One of the highlights of that show was the tiny spiral notebook from 1973 with green covers (105 x 75mm), on each page of which Wegert made a tiny signed and dated drawing, often on walks around Munich. A similar style of drawing appeared in various publications of 1960s and 70s, and Hugo Pictor was spending much time lately wondering what exactly these drawings were, how they might function as notation, seismographs, description, and diagram, all of which their tiny forms suggested.

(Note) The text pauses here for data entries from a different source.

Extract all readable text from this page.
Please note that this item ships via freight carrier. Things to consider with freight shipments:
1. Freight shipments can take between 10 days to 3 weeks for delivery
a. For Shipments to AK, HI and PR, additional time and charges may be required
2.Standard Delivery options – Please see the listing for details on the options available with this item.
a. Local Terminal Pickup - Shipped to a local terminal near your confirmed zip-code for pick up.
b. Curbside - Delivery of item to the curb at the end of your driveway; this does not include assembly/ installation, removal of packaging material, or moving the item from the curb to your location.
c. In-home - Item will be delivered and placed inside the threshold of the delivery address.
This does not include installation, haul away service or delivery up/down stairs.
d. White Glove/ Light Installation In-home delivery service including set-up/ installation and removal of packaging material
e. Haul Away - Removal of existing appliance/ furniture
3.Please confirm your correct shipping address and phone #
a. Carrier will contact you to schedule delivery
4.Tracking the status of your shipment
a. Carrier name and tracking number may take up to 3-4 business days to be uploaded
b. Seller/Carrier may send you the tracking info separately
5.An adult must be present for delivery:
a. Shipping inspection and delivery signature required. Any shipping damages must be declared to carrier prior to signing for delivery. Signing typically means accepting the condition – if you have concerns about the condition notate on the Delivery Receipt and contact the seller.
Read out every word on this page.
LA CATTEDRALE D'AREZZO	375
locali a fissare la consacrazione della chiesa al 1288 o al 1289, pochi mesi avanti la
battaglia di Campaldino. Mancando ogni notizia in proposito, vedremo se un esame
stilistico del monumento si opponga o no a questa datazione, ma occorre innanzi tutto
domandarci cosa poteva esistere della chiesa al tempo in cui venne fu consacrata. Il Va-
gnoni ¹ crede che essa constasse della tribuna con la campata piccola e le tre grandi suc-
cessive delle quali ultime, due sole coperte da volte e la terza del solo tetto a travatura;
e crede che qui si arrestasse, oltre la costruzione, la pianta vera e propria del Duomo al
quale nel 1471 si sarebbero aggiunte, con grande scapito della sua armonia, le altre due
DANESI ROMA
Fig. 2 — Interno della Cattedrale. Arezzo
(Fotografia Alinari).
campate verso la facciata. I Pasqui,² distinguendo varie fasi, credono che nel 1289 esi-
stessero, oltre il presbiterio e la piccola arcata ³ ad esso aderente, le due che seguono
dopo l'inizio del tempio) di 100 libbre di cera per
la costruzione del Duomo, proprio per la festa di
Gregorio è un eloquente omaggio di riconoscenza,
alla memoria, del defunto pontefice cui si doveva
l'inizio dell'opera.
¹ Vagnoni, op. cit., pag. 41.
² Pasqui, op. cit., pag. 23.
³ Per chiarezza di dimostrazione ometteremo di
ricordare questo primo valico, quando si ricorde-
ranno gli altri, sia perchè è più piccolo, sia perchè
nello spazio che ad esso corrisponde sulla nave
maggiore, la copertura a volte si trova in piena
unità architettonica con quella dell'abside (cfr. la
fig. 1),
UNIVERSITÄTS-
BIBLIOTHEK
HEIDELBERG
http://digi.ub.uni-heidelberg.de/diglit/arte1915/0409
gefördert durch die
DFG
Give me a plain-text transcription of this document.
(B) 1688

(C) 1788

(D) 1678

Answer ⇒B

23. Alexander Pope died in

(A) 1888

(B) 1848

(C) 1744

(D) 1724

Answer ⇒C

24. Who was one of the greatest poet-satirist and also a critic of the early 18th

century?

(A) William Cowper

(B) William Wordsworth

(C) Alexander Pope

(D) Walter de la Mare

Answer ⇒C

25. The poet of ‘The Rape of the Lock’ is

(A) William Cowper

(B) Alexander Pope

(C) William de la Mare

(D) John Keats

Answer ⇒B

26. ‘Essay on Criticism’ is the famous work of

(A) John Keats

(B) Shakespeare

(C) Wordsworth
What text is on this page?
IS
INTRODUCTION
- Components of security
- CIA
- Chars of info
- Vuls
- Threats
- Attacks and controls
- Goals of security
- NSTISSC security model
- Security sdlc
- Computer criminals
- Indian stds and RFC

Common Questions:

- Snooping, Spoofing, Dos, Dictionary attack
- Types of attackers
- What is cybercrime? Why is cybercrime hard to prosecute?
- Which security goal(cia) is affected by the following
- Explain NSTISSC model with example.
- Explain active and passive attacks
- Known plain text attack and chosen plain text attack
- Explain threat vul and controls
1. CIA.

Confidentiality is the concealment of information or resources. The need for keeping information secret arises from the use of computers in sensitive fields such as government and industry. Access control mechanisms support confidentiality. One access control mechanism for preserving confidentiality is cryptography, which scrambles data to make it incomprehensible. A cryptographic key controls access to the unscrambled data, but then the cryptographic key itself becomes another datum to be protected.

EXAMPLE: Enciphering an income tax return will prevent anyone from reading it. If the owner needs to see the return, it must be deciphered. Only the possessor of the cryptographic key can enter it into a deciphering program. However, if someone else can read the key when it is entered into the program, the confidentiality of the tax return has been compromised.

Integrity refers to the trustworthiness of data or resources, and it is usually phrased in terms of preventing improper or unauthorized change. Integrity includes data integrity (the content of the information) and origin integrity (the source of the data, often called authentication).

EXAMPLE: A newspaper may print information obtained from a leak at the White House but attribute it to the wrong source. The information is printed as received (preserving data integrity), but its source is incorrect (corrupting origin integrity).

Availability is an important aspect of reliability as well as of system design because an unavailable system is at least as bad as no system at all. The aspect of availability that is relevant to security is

Below, for example, are a couple of spreads from a chapbook of George Heym’s ‘…in einem Schnee-Meer der Wolkenwalfisch’ published by Graphikum, Munich in 1964, where Wegert seems also to have handwritten the text, setting up correspondences between writing, copying and the drawings that are interspersed throughout:

Later, in a 1974 collaboration with the poet Adolf George Bartels, the poems are typeset, generally of only two to five short lines, so the drawings function alongside like additional small stanzas. In another project, Wegert’s own often haiku-inspired poems are written alongside printed images, or incorporated directly into the body of paintings on canvas. In one example from the book POEM-ART (1977):
The poem in this one reads:
uferzweige im schnee
das rieseln des baches
sagt was ich denke
Which once again sent Hugo Pictor to google translate, which came up with ‘bank branches in the snow/ the trickling of the stream/ says what I think.’ It was a very different poetics to Mayröcker, but connection was felt more in the image, where the aesthetics of the earlier notebooks expanded in affinity with the lines and patterns of the environment, amongst the layering of different media. In Amorika Findlinge (1982), a record of a journey the artist made across Brittany, similar shapes and structures appear in the objects Wegert found, composed, abandoned on his way:
Such objects reappear in a memorial video of Wegert’s studio (and a series of photographs) which makes an obvious link back to Avery. The two studios seem somewhat similar, although Wegert’s wasn’t also his non-work home. A tentative connection, too, of Wegert with Mendelssohn, whose ink drawings and ideograms also seem to seek an attuned discovery on paper of mind, body, place, and language.
What, though, of the play, rest, childishness and animals that Mayröcker found in her ‘marginal’ drawings? Hugo Pictor went back to Room 90 at the British Museum, looked again at Wegert’s micro-worlds in their tiny notebook. If he became small enough to inhabit those teeming, inked universes, Hugo Pictor would surely…. what?